Clinical best practice suggests her hip needs to be x-rayed then repositioned under general anesthetic and within six hours.
Instead, she's been taken to Coolah, which has no doctor on-call, and wouldn't have the services to be able to re-set her hip if there was one.
The rural advocate lives just 130 kilometres from Tamworth Regional Referral Hospital - but no ambulance will take her across the border. Their policy is to transport patients to the nearest LHD hospital, whether or not it has proper services available.
After a three-day wait for hospital transfer in Coolah she's often sent to Dubbo Base Hospital, which is 70 kilometres further than Tamworth.
For the rural advocate, that has meant nights being driven to hospital in the back of a truck while downing painkillers.
In one case, an ambulance turned up, helped her into a family vehicle, then left.
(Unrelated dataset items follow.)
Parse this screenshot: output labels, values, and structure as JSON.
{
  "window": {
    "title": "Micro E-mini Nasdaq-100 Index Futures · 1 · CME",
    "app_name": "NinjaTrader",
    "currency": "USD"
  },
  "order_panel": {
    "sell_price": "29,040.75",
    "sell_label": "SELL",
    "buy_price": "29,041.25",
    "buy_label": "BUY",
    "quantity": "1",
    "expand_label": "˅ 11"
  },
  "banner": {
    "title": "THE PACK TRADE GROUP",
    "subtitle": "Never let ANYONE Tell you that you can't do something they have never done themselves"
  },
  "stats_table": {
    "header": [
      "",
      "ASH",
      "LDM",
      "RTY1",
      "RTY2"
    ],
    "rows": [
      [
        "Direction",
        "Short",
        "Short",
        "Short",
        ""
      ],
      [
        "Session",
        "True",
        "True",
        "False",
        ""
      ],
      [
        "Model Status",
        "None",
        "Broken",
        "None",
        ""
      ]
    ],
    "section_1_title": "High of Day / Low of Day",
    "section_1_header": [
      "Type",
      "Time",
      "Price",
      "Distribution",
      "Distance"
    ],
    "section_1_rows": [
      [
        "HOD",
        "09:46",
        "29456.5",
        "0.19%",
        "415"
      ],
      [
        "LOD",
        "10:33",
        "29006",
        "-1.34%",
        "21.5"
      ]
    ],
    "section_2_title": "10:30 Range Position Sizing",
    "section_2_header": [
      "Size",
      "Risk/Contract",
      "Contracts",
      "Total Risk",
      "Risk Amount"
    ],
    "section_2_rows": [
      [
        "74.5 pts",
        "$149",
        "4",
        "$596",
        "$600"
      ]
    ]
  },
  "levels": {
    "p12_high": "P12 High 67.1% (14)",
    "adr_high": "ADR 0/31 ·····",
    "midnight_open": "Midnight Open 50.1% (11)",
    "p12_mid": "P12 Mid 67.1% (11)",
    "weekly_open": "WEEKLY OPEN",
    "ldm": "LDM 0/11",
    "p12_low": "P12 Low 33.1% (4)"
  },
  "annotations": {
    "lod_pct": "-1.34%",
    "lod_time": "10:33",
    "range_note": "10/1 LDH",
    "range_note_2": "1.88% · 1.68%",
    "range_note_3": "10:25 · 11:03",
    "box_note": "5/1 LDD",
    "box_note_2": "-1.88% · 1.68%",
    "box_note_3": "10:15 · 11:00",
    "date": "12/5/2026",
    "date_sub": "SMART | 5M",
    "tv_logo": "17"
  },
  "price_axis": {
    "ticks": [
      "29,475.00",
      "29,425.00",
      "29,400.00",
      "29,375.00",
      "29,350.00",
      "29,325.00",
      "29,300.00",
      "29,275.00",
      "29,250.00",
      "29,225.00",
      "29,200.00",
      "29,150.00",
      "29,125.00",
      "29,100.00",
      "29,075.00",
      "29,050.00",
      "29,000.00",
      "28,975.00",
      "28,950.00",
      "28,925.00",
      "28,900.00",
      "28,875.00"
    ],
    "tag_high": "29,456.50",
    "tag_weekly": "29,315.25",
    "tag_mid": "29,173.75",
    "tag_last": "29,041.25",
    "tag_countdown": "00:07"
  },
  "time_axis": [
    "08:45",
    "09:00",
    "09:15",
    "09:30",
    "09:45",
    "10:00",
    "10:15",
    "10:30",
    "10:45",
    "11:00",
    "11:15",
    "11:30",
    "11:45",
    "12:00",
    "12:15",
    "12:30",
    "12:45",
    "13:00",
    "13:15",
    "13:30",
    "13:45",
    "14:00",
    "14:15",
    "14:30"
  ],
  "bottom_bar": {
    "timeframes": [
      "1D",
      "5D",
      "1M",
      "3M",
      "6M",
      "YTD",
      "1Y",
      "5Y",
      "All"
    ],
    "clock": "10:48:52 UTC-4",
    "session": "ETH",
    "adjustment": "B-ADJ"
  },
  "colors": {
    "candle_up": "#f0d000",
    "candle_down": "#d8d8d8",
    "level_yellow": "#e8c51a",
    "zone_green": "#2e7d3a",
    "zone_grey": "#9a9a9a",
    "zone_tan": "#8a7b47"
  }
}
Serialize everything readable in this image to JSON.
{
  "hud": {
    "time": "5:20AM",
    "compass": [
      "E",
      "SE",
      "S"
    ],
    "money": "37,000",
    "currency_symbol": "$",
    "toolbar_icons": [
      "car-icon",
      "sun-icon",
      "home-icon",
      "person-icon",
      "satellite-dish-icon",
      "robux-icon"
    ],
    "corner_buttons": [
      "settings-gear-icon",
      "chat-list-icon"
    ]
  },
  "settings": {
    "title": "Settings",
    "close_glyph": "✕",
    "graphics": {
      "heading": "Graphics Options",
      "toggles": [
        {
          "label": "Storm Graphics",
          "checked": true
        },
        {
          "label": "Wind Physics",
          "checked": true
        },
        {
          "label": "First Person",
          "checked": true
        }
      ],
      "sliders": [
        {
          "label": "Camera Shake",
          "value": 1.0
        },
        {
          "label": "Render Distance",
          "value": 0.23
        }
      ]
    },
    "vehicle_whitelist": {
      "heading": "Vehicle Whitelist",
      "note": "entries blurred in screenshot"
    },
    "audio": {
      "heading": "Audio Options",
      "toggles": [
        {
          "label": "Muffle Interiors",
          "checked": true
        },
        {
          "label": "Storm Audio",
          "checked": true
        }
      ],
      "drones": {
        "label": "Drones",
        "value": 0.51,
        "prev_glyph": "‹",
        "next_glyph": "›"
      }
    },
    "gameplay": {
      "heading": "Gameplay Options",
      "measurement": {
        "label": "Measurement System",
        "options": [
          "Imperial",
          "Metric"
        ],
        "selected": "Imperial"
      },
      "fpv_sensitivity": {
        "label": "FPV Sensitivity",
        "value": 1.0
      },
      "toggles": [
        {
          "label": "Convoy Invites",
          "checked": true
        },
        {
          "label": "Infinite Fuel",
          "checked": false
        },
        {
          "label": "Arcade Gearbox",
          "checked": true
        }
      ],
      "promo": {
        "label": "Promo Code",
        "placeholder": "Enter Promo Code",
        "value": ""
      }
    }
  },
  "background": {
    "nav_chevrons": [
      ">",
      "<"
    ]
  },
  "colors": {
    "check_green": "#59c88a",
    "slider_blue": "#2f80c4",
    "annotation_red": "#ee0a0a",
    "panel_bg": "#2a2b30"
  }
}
Today's hospitals can't and don't provide emergency care, she said. That might not be good enough - but at the moment it is true.
She said government needs to urgently invest in additional rural ambulance services in order to allow drivers to take patients to the most clinically appropriate hospital - not necessarily the closest, and not necessarily in the same district.
"We need to deal with the fact that people are still being taken to [small regional understaffed hospitals] who need emergency care," she said.
"Ambulance services, because they need to cover their community, unless it's life and death and there are very strict conditions around that, then they're required to take the patient to their nearest local health service, irrespective of whether there's a doctor there."
Mrs Simson spoke as an advocate for the bush and Liverpool Plains farmer, not in her role as head of the NFF. But her high-profile advocacy should speak louder than most.
The upper house health outcomes and access to health and hospital services in rural, regional and remote New South Wales inquiry will hold its first hearing in March.